Article de Michel Demeester publié dans le journal l’Avenir du 5/10/22
Qu’elle était verte ma vallée
Texte lu lors du passage sur le sentier 51 à l’occasion de la balade automnale du Patrimoine stéphanois du 9 octobre 2022.
La Via Gallia Belgica est une des voies secondaires des pèlerins de saint-Jacques. Prenant naissance à Maastricht, elle traverse les terres hesbignonnes et brabançonnes. Chez nous, la Via Gallia connait ses premiers vallonnements et ses premiers chemins creux. Après avoir franchi la Thyle à Suzeril, elle passe par ici, sur ce sentier, avant de poursuivre vers Bousval, Genappe, Nivelles s’arrêtant un temps devant le parvis de la collégiale Sainte-Gertrude avant de reprendre sa route vers la France.

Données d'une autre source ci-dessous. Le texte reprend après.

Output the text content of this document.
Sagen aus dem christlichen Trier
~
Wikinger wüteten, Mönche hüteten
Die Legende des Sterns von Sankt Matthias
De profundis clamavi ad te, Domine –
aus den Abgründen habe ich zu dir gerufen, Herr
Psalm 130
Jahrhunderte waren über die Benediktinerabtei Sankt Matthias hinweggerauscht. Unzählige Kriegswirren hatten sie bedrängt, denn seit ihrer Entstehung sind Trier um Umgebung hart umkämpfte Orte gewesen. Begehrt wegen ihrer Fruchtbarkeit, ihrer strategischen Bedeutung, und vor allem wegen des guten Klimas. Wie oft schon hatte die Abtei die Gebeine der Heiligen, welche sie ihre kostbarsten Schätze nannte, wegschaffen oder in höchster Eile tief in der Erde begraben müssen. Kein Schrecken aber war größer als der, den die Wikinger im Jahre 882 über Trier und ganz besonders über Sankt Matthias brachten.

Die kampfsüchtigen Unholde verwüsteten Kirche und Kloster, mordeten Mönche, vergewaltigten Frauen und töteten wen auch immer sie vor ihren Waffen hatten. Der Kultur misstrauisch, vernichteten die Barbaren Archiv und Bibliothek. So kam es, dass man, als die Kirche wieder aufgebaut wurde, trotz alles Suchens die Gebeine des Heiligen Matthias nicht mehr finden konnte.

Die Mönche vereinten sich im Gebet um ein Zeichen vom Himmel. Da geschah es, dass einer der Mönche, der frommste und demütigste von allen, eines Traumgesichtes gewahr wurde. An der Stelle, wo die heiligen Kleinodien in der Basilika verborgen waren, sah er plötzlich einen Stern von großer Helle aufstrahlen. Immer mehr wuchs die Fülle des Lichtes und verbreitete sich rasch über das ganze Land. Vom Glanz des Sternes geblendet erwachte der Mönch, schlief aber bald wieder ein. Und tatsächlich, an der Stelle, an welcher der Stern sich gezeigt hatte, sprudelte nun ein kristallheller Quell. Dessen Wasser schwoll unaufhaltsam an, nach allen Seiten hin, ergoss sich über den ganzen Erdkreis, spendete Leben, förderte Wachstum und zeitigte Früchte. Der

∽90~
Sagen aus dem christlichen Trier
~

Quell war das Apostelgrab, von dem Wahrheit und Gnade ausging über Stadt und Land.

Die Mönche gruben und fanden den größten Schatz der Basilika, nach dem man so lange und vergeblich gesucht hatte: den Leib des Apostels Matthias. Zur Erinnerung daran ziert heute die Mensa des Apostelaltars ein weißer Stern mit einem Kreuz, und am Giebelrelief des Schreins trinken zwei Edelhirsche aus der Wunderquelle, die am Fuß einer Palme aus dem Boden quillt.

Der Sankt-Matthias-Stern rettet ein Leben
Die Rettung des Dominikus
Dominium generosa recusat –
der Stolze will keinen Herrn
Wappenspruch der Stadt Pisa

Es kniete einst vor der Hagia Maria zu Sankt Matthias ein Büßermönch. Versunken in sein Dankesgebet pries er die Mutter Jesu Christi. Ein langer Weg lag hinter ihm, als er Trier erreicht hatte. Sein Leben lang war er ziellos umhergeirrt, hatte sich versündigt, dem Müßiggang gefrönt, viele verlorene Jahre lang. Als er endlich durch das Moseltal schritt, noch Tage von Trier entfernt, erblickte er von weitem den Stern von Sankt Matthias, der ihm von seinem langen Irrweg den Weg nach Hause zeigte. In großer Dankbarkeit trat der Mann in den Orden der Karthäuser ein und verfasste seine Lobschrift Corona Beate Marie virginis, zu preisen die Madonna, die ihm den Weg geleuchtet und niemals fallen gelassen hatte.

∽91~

Cette voie était une voie empruntée en grande partie par les pèlerins hollandais et allemands du Moyen Âge. En témoigne encore, les écrits conservés du moine allemand, Albert de State, au XIIIe siècle.

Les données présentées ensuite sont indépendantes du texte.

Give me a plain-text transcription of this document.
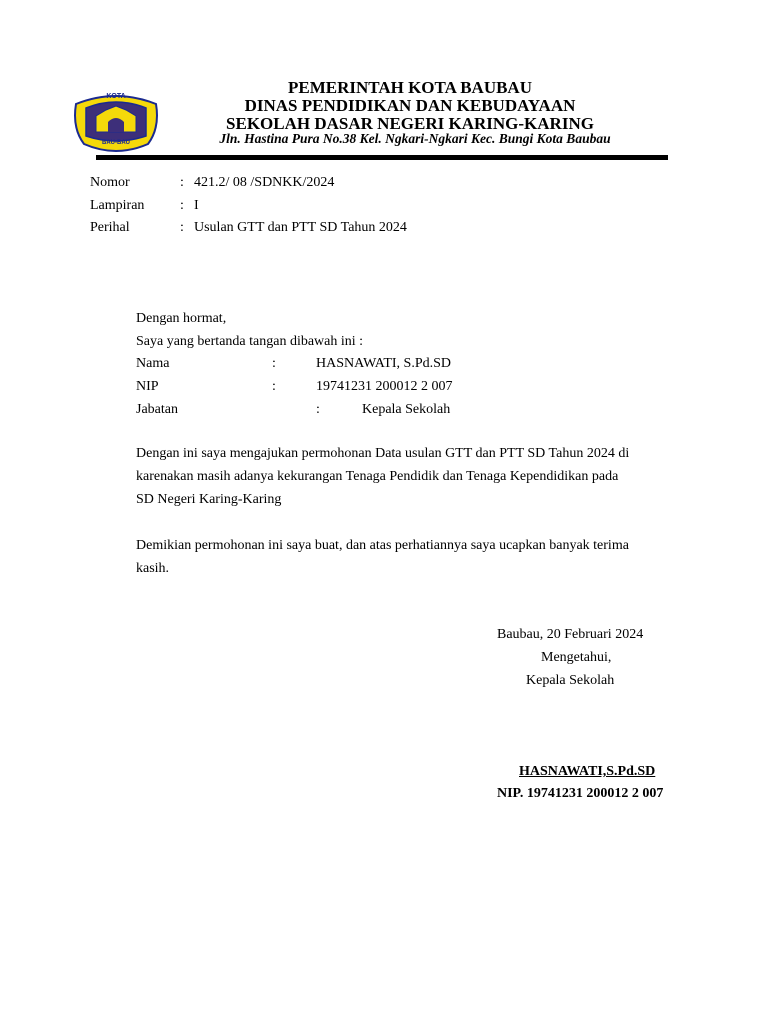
KOTA
BAU-BAU
PEMERINTAH KOTA BAUBAU
DINAS PENDIDIKAN DAN KEBUDAYAAN
SEKOLAH DASAR NEGERI KARING-KARING
Jln. Hastina Pura No.38 Kel. Ngkari-Ngkari Kec. Bungi Kota Baubau
Nomor	: 421.2/ 08 /SDNKK/2024
Lampiran	: I
Perihal	: Usulan GTT dan PTT SD Tahun 2024
Dengan hormat,
Saya yang bertanda tangan dibawah ini :
Nama	:	HASNAWATI, S.Pd.SD
NIP	:	19741231 200012 2 007
Jabatan	:	Kepala Sekolah
Dengan ini saya mengajukan permohonan Data usulan GTT dan PTT SD Tahun 2024 di
karenakan masih adanya kekurangan Tenaga Pendidik dan Tenaga Kependidikan pada
SD Negeri Karing-Karing
Demikian permohonan ini saya buat, dan atas perhatiannya saya ucapkan banyak terima
kasih.
Baubau, 20 Februari 2024
Mengetahui,
Kepala Sekolah
HASNAWATI,S.Pd.SD
NIP. 19741231 200012 2 007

À l’origine, ces grandes voies conduisaient les pèlerins des confins de l’Europe au tombeau de saint-Jacques en Galice. Ces axes ont d’abord été des liens de communication privilégiés pour quantité d’hommes et de femmes permettant de relier entre eux, villages et cités. Des chemins qui formaient de vastes réseaux essentiels aux hommes, tissant un maillage puissant. Cernés le plus souvent par des haies vives foisonnantes se juxtaposant souvent à d’autres voies, plus anciennes encore, comme celles empruntées par les Celtes dont les traces ont marqué l’histoire de notre commune avec ces tumulus retrouvés sur le plateau de la Quenique ou aux Tombelles.

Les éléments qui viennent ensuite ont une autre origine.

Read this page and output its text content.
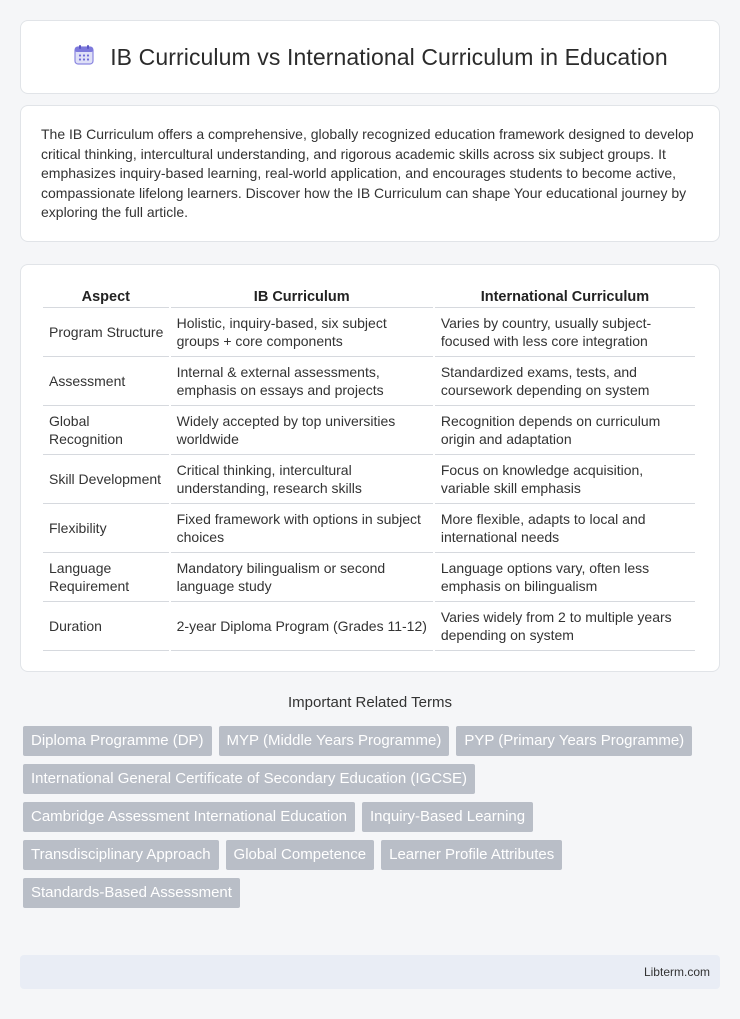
IB Curriculum vs International Curriculum in Education

The IB Curriculum offers a comprehensive, globally recognized education framework designed to develop critical thinking, intercultural understanding, and rigorous academic skills across six subject groups. It emphasizes inquiry-based learning, real-world application, and encourages students to become active, compassionate lifelong learners. Discover how the IB Curriculum can shape Your educational journey by exploring the full article.

Aspect	IB Curriculum	International Curriculum
Program Structure	Holistic, inquiry-based, six subject groups + core components	Varies by country, usually subject-focused with less core integration
Assessment	Internal & external assessments, emphasis on essays and projects	Standardized exams, tests, and coursework depending on system
Global Recognition	Widely accepted by top universities worldwide	Recognition depends on curriculum origin and adaptation
Skill Development	Critical thinking, intercultural understanding, research skills	Focus on knowledge acquisition, variable skill emphasis
Flexibility	Fixed framework with options in subject choices	More flexible, adapts to local and international needs
Language Requirement	Mandatory bilingualism or second language study	Language options vary, often less emphasis on bilingualism
Duration	2-year Diploma Program (Grades 11-12)	Varies widely from 2 to multiple years depending on system
Important Related Terms
Diploma Programme (DP)	MYP (Middle Years Programme)	PYP (Primary Years Programme)
International General Certificate of Secondary Education (IGCSE)
Cambridge Assessment International Education	Inquiry-Based Learning
Transdisciplinary Approach	Global Competence	Learner Profile Attributes
Standards-Based Assessment
Libterm.com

De tous temps, ces chemins ont été « bousculés » par le fait des hommes et de leurs œuvres. En 1855, la construction de la ligne de chemin de fer Louvain – Charleroi va provoquer une véritable saignée dans la vallée, coupant les chemins ou les contraignant à dériver. À dire le vrai, le chemin historique de saint-Jacques, le fameux “chemin de Nivelles”, passait à plusieurs centaines de mètres plus au sud de l’endroit où nous nous trouvons. Le sentier 51, celui que nous empruntons ici n’est qu’un “diverticule”, un chemin de dérivation. C’est l’usage et le temps qui lui ont fait gagner ses lettres de noblesse.
Sur ces chemins, des haies ont vu le jour. Leur présence faisait sens. Utiles pour contenir le bétail qu’on menait en pâture mais aussi pour soutenir les sols, maintenir les terres, limiter les coulées de boue quand la pente se faisait rude, procurer ombrage aux bêtes et aux hommes, redynamiser les sols, se protéger des vents et des intempéries, offrir le gîte et le couvert à quantité d’espèces faunistiques et floristiques.
Le sentier 51 comptait 370 m de haies. Le 12 septembre dernier quelques mégamachines ont eu tôt fait de mettre à bas ce formidable ensemble arbustif dont il ne reste aujourd’hui plus rien. Abattre dans la seule intention de construire une route d’accès en vue de l’implantation d’un lotissement.
Cela au mépris d’une opposition citoyenne, au mépris des fragiles équilibres biodynamiques, au mépris de la vie.
Des associations locales comme le Patrimoine stéphanois ont œuvré dès le début afin d’éviter cela. En vain.
Les rapport du GIEC ont depuis longtemps tiré les conclusions de nos folies en matière de développement urbanistique : la bétonisation et l’étalement urbain augmentent considérablement les émissions de gaz à effet de serre mettant les générations à venir en danger. Face à cette réalité terrible, des solutions existent comme le maintien d’un couvert arboré qui garantirait la captation du CO2 de manière efficace, durable et gratuite. La préservation de la haie du sentier 51 aurait pu être cette solution ; elle vient d’être rasée sur pied.
Les arbres sont comme les grands hommes ; c’est leur disparition qui nous font prendre conscience de l’importance qu’ils ont, de la place qu’ils occupent et du rôle indispensable qu’ils jouent.
À l’avenir, il faudra être vigilants, individuellement mais aussi collectivement, pour préserver nos chemins arborés et nos espaces publics verdurisés afin qu’ils ne disparaissent pas du jour au lendemain sous le coup d’un entrepreneur ou d’un propriétaire peu scrupuleux et ignorant. Ces espaces verts sont notre bien commun indispensable, la part vivante de notre paysage qui nous procurent, au-delà de leurs multiples bienfaits écologiques, joies, bien-être et apaisement pour affronter sereinement le présent siècle.